Jakub F. Juranek is a PhD candidate at the Institute of Psychology of the Polish Academy of Sciences, focusing on research related to the psychology of time, particularly the creation of machine learning/AI models aimed at predicting subjective experiences of time. He is interested in innovative methods of teaching and learning.
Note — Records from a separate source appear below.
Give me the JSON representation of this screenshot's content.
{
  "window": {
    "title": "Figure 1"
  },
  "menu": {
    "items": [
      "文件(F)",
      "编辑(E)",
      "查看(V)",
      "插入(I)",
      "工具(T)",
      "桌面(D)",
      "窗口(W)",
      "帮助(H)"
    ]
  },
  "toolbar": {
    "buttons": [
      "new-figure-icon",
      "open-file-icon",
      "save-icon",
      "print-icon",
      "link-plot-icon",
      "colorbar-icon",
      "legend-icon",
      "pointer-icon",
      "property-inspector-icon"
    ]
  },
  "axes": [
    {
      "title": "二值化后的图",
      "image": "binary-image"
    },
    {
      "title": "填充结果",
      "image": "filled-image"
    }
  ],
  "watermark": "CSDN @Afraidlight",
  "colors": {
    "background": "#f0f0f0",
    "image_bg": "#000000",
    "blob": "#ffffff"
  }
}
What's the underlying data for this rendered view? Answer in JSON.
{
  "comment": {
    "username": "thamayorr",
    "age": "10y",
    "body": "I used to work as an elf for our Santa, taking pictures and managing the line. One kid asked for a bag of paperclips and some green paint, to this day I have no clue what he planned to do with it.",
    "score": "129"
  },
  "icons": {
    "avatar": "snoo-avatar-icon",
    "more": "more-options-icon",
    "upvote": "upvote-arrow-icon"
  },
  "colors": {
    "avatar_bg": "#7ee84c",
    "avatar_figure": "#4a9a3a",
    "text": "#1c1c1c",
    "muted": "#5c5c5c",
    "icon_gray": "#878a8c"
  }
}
In the learning domain, he is attracted mainly to the potential of utilizing custom-crafted learning experiences, using AI predictive capabilities combined with the processing of neuropsychophysiological and other (e.g., visual facial and emotion recognition) cues to create interactive, personal, and adaptable learning systems. In teaching, he is interested in the possibilities of using AI-driven avatars and human simulations as skills training facilitators and synthetic tutors. He works as a software and data engineer, with 12+ years of experience in development, data analysis, and software quality assurance roles. Additional current research undertakings include the study of the experience of time during the war in Ukraine and its utility as a predictor of positive and negative posttraumatic changes and posttraumatic growth in individuals as well as exploration of various aspects of attitudes toward AI.